Editor’s note: This article recaps insights shared last week by Marc Siegel, PwC Partner, National Office, with CFO Dive Senior Reporter Jim Tyson during a virtual panel that explored the costs and challenges of complying with new climate-risk disclosure rules. You can register here to watch a replay of the panel as well as the full event, “Risk & Reward: Complying with the SEC’s Climate Rule.”
The emergence of new climate-related regulation has come in fits and starts: after first being proposed in 2022 the Securities and Exchange Commission’s long-anticipated climate-risk disclosure rule was finally approved in March only to be voluntarily stayed pending legal challenges.
Along the way the rule has faced considerable backlash. But PwC Partner Marc Siegel — who advises clients on ESG matters and was formerly on the Financial Accounting Standards Board and the Sustainability Accounting Standards Board — said in an online discussion that approaching the issue with complacency is a risky strategy given what he effectively sees as the dawn of a new era of climate-risk disclosure.
“In many ways, I think the market has spoken on some of this,” Siegel told CFO Dive’s Jim Tyson. Already 98% of S&P 500 companies voluntarily report ESG data with two thirds of them giving some assurance of their information. Meanwhile, the European Union’s Corporate Sustainability Reporting Directive is set. “The last thing that you want is to not be thinking about bolstering your ability to collect and report this information at scale and then all of a sudden have a rule that comes into place at the end and you’re scrambling to get ready for it.”
Here are 5 takeaways culled from Siegel’s talk Thursday around the core risks and opportunities that complying with this emerging new framework of climate regulation poses for CFOs:
- Work holistically to curb costs, avoid waste Siegel advises companies to think of climate risk disclosure reporting as they would any other project and to review what information you already have and plan accordingly. “Think about the SEC rule holistically, with all the other regulations you might be subject to around the world and do the appropriate GAAP analysis in order to leverage what you already might be capturing and reporting on a voluntary basis,” he said.
- Avoid ring-fencing Siloing information or efforts is one of the biggest mistakes that trip up companies’ climate reporting initiatives, Siegel said. Avoid thinking about a single rule as if it were the only one that a company needs to comply with and ignoring other potential requirements in other parts of the world, he said. “When you do that you might end up having to redo processes later or grab different information than you originally planned for because you’re just focusing on the SEC rules and then, all of a sudden…you notice ‘Oh no, I’m getting tripped up by the European rule which goes way beyond climate,” Siegel said.
- Build out a cross-functional team to address ESG reporting Similarly, keeping the effort to comply with regulations siloed within the sustainability department and not leveraging the skills and the capabilities of the finance team itself can also be problematic. A better approach is a team that has representatives from across the entire company. At the same time, the organizational structure that is set up to manage ESG should align with the company’s culture. “If you’re a company that in almost every other way operates in a decentralized way…it won’t make sense to set up a centralized ESG reporting and governance model,” Siegel said.

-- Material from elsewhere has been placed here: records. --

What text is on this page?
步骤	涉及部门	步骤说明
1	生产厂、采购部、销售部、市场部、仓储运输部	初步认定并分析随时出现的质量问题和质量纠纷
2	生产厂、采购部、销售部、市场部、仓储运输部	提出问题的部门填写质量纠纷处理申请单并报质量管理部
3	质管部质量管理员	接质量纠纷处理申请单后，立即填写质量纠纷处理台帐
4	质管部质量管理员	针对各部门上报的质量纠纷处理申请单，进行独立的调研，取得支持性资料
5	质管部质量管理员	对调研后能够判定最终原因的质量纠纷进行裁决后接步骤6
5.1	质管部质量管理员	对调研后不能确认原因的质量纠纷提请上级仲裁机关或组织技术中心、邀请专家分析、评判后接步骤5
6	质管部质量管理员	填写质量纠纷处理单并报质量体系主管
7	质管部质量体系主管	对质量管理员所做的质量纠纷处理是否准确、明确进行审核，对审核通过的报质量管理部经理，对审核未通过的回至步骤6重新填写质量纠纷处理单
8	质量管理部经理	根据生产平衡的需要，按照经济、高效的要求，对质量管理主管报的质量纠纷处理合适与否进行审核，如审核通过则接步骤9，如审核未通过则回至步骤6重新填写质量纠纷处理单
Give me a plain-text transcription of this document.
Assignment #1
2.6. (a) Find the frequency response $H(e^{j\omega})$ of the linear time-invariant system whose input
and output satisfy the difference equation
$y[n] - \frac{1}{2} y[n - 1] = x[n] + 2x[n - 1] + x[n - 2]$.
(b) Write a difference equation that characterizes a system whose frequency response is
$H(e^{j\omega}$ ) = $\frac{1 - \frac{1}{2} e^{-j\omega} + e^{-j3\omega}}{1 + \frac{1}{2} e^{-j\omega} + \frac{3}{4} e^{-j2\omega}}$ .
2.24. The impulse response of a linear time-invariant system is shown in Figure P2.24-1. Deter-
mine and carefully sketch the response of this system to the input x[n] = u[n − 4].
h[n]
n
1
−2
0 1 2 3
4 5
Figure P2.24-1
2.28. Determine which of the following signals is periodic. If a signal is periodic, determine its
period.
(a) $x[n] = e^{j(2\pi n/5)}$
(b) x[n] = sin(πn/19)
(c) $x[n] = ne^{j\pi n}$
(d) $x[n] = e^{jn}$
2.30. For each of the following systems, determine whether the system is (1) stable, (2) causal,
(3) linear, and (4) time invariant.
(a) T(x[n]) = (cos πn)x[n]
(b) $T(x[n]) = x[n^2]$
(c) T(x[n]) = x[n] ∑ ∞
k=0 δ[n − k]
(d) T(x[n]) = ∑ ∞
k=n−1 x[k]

- Steel yourself for a fragmented regulatory landscape The biggest surprise and disappointment Siegel sees companies finding as they embark on their ESG financial reporting is how splintered the regulatory frameworks are. The good news is there was some consolidation around the International Sustainability Standards Board but some companies are wholly adopting the standards while others are “inserting their own flavors in it.” Over the court of the decade, Siegel expects that there could ultimately end up being four different corporate reporting “dialects” that companies will grapple with.
- Scope 3 emissions measurement will continue to be a “third-rail topic” Requirements for public companies to disclose so-called scope 3 greenhouse gas emissions were carved out of the final SEC rules. They’ve drawn pushback as reporting of the emissions is so different from the kind of financial reporting companies are familiar with. “Most other 10-K information relates to either reporting about the financial position as of year-end or for the performance of the company over the last fiscal year. Well, scope 3 doesn’t have the same boundaries at all. It includes all the emissions of the company, suppliers, employees and customers in the value chain,” Siegel said. “So I think it’s going to continue to be a third-rail topic whenever any regulators try to touch it.”